Prayers have absolutely gotten us through it. I've told the story that after Mario died, we came home. People were over at our house. Everybody left. The girls and I were in on my daughter's bed, just lying there talking. Kind of an odd feeling, but I thought, 'wow, why am I so at peace?' This was his first night of being here by myself without Mario, and I come to find out that St. Teresa was having a vigil l for him that night. Unbelievably beautiful. We had so many people praying for us. I 100% believe that's why we got through the first night. So many people were praying for us, and somebody was wrapping their arms around us, just making it okay. God's carrying us through this.

(The funeral service at Pinnacle Bank Arena for Investigator Herrera became an epic event with hundreds of mourners, representing law enforcement from all over the Midwest. Hundreds more watched from home.)

Herrera: I really truly did that (agree to a public funeral) for the officers because this is hard on them too. It's horribly hard that they lost a member of the blue. So, we really truly did that for them. Because I wanted them to experience everything too. But as for our family, we were very numb.

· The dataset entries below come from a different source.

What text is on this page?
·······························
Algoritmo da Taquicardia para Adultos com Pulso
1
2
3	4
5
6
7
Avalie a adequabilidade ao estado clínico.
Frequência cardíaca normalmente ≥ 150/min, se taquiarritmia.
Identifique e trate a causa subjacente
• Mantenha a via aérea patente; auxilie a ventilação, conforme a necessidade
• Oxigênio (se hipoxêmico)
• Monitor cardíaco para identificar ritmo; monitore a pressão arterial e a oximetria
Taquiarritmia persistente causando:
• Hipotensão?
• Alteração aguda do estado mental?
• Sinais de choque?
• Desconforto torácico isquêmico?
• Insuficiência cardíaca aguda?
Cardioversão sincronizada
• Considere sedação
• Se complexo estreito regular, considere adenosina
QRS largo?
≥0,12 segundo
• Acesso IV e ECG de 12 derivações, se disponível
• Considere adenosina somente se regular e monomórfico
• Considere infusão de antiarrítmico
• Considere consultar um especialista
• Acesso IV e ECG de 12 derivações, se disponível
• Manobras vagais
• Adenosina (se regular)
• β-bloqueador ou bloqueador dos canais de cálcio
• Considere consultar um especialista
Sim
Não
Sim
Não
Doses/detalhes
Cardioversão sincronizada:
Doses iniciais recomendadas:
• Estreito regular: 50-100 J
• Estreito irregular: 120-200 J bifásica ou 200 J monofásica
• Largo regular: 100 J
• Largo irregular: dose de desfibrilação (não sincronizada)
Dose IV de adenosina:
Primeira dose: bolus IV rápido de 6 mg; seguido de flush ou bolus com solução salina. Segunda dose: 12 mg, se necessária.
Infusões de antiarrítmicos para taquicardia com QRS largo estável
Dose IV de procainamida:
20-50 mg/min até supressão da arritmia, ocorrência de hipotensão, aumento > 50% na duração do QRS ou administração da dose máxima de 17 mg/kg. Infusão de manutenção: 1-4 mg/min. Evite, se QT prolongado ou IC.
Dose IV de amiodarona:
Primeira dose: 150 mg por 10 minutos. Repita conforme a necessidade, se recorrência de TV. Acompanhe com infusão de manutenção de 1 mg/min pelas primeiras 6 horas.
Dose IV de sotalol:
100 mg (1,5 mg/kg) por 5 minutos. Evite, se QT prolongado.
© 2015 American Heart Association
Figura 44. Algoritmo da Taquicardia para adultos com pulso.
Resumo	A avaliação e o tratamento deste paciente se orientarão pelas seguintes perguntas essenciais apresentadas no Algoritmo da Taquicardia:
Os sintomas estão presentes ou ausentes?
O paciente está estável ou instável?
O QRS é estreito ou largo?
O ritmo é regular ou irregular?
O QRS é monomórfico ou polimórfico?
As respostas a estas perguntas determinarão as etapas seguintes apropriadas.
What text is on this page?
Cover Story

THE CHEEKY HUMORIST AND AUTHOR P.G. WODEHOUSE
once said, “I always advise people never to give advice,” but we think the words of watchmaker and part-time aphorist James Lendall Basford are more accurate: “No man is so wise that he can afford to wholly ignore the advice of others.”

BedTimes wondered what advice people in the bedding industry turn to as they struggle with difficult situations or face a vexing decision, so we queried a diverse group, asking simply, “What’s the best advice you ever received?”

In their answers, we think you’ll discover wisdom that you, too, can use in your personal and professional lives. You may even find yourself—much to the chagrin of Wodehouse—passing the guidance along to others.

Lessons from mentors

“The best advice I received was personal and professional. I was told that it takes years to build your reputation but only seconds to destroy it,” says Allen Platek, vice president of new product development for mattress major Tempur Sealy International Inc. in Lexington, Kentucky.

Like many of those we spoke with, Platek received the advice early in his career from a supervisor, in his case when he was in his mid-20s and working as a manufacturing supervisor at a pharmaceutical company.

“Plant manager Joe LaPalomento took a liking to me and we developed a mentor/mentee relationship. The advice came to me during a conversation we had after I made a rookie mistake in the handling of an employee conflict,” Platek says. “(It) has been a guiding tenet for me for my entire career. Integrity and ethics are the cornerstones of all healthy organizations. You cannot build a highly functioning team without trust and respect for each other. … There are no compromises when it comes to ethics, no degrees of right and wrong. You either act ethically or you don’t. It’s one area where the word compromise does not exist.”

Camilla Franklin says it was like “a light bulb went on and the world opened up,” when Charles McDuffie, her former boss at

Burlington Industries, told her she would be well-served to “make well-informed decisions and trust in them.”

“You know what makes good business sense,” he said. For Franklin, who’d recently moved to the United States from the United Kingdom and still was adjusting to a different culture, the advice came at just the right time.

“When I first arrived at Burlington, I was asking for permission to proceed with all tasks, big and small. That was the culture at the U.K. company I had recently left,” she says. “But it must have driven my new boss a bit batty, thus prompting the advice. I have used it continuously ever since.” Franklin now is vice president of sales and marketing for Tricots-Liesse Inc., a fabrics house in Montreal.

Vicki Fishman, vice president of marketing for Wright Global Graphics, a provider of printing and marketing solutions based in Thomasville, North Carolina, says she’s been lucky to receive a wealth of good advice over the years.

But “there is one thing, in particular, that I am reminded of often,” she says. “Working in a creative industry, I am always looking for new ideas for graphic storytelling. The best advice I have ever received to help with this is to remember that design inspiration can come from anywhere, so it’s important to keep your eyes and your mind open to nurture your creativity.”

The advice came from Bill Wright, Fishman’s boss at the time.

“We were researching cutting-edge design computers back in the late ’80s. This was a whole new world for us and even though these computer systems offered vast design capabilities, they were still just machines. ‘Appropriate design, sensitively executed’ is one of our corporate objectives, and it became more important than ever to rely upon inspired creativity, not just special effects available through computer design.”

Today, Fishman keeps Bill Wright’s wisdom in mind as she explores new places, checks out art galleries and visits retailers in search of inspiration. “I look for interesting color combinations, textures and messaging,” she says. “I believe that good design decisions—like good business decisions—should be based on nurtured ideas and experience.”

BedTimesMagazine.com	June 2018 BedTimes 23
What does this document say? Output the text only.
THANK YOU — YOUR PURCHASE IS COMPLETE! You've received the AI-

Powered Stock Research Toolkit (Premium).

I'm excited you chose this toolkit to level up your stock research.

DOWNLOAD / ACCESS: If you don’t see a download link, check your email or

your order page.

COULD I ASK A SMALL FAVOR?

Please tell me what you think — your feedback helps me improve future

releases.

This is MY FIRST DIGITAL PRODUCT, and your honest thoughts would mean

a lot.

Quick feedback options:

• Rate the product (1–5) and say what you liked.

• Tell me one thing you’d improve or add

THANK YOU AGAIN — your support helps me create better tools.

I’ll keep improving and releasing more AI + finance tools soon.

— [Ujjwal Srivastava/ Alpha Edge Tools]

We truly got to say our goodbyes with just him. Just us. So, in that aspect, when going back to helping somebody, I would say if you have to do what we did and have a large service, which you should, have your own time with that like we did beforehand. Absolutely.

Herrera: Oh, he did.

Kelly: You saw that?

Herrera: Oh, gosh. Yes. I'm 100% sure he did it for us. He did die. His heart stopped right before we were even at Bryan (Hospital's emergency room). And he came back. Then he gave us those ten days for us, for the kids and I, to see him, to be with him, to hold him, to kiss him. I said I probably kissed him on the forehead more than I've ever kissed him on my in a month easily just because that's what you do. I wanted to be close to him, and so he did that for us. I, without a doubt, think he did that for us.

Kelly: It was a gift.

Herrera: It absolutely was a gift, and we will always cherish that; always cherish that.

Kelly: What do you want people in Lincoln, Nebraska, to remember about Mario Herrera?

Herrera: I want them to remember to lead by example. That family is 100% important. Faith is 100% important. And just simply being compassionate with people and loving everybody for their differences. Mario had a rule in our house with people with family. You don't talk politics, and you don't talk religion in the house. He was one that you could agree to disagree with him, and he would be perfectly okay with it. And that's what you have to do. And I think if anything, right now, just agree to disagree and take that from Mario.

To say that I lost an amazing husband, an amazing dad, is an understatement. My famous words, I'm going to say it right now. "Just wrap your arms around me, Mario, get me through this." And I've said that from day one. I've been saying that every day. I think, "just wrap your arms around me and get me through this."

Kelly: Thank you.

Herrera: You're very welcome.


Editor's Note: Segments of the interview were edited and the sequence of questions altered for brevity and clarity.